As if by the intervention of some sort of left-wing non-religious-based 'supreme being', I happened across a tatty copy from the 1950's at Clunes Booktown a couple of weeks ago, so of course, I simply had to have it! Widely regarded as a classic of working class literature, the piece is a novel released in 1914, three years after the authors death in 1911. Tressell (a play on the work bench used by painters and decorators) was a pen name, used to avoid a political backlash by Robert Noonan, a Dublin born house painter. Actually benefiting from a reasonably good education himself, Noonan had spent much of his life in South Africa before relocating back to the UK in the early twentieth century. 

The story revolves around a group of characters from the fictional town of Mugsborough, based on Noonan's home of Hastings. The workers at Rushton's painting and decorating company are the great downtrodden masses, the bullying foremen, and the simpering toadies who suck up to the bosses, with the exception of Owen, a socialist who tries to explain the system under which they all live to his less educated workmates, to very little positive end. 

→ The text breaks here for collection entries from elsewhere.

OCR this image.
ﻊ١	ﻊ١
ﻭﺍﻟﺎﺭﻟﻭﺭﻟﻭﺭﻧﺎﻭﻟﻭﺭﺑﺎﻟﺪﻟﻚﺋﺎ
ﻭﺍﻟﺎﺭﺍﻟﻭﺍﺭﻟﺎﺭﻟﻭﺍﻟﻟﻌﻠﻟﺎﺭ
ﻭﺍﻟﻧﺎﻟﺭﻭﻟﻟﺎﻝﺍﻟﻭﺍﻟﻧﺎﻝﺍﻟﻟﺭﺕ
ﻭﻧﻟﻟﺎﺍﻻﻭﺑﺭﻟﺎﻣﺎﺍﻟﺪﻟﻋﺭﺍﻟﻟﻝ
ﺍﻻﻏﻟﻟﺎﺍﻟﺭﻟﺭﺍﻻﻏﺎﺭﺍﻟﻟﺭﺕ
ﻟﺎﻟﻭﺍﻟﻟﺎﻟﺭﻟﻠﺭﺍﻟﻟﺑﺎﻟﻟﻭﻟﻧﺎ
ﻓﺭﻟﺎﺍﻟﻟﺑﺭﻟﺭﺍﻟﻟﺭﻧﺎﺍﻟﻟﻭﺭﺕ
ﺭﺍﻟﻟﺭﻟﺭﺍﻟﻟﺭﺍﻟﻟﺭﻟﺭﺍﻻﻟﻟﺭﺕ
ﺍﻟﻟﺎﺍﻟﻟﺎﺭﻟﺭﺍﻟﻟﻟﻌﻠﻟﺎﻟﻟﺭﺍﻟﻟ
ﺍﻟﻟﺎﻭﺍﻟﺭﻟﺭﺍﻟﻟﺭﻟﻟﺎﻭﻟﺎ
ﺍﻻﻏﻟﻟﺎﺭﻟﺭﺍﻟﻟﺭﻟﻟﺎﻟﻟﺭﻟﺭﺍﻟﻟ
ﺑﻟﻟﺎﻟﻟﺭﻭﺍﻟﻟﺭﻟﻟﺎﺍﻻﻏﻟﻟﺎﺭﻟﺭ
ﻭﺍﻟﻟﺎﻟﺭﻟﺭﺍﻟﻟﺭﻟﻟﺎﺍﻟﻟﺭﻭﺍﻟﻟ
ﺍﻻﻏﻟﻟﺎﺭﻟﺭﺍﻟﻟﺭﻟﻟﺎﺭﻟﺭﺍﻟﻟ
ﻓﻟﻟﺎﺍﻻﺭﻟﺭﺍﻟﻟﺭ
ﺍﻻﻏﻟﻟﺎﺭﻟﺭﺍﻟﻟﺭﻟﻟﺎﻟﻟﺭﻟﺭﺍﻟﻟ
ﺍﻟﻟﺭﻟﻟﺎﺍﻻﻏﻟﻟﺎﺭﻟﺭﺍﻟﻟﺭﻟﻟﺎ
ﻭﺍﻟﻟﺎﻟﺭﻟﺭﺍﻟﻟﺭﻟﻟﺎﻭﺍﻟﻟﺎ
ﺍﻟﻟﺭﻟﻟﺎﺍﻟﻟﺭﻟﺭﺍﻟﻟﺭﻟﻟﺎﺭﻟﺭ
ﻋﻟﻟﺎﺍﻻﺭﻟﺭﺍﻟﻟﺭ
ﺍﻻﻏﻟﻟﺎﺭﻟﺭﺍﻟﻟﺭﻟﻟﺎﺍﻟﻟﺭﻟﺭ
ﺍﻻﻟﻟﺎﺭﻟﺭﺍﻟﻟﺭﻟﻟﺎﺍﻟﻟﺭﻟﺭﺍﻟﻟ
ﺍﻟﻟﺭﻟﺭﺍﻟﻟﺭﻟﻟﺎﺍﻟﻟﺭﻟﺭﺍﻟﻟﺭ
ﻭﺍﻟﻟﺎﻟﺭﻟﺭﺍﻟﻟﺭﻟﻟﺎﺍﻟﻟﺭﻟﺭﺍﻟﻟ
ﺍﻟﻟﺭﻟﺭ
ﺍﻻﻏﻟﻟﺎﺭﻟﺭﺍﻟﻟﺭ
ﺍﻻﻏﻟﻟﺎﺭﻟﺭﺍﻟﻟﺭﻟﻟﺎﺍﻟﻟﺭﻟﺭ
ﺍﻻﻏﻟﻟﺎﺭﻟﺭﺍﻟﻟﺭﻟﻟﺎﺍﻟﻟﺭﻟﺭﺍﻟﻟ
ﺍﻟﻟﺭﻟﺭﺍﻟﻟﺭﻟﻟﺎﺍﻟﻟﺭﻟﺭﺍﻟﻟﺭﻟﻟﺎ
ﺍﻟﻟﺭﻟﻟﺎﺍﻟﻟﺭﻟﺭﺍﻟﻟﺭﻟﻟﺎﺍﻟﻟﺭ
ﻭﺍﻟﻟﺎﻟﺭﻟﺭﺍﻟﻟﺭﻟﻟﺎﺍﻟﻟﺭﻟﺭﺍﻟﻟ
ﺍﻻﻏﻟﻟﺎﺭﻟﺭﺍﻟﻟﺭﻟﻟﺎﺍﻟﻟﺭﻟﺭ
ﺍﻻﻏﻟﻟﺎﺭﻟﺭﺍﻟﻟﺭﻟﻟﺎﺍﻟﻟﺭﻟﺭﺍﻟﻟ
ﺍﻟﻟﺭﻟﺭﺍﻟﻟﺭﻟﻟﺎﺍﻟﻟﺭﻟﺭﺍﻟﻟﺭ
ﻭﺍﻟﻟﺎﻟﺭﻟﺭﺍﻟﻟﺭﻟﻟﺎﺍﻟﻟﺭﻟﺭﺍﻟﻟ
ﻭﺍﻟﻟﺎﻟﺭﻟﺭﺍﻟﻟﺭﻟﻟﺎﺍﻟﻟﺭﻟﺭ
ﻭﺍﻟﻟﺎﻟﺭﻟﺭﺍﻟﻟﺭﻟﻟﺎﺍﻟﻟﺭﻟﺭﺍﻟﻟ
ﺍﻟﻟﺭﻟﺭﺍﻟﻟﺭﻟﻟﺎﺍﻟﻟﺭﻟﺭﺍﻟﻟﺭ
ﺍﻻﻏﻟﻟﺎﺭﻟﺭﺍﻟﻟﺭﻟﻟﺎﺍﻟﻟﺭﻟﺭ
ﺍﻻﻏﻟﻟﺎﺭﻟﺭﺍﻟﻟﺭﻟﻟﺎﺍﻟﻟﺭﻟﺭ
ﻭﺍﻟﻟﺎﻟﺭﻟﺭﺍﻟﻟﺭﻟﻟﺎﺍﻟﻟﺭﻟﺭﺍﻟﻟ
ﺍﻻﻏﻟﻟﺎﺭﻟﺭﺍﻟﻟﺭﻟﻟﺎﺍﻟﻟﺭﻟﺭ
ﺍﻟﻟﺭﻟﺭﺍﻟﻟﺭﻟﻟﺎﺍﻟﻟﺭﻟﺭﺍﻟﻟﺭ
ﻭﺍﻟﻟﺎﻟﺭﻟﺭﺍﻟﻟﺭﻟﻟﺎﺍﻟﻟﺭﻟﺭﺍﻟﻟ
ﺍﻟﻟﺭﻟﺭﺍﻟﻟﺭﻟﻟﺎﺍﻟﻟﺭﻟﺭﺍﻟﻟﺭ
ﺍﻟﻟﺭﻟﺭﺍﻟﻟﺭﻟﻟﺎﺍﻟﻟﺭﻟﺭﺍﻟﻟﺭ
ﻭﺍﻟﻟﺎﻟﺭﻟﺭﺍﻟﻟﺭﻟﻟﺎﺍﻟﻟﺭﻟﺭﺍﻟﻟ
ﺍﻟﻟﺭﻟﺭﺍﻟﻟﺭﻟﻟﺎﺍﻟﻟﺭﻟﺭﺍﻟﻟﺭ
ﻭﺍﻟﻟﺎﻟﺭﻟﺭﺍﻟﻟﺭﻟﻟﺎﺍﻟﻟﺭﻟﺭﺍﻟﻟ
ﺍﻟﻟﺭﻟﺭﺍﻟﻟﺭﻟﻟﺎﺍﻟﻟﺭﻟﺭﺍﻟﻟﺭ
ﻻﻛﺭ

Written at the time when trade union and labour movements were just beginning to gain a little ground in the political landscape of Britain, it is an eye-opening tale of the social inequality of the time. Interestingly I read much of this during my own lunch breaks at work on a building site and many of the themes and attitudes of the working class group scenes has changed remarkable little, in spite of the vastly improved conditions such workers now enjoy. 

If you are interested in social history, political history, the class divide, working class politics both left and right, this sometimes naively written novel is well worth a look.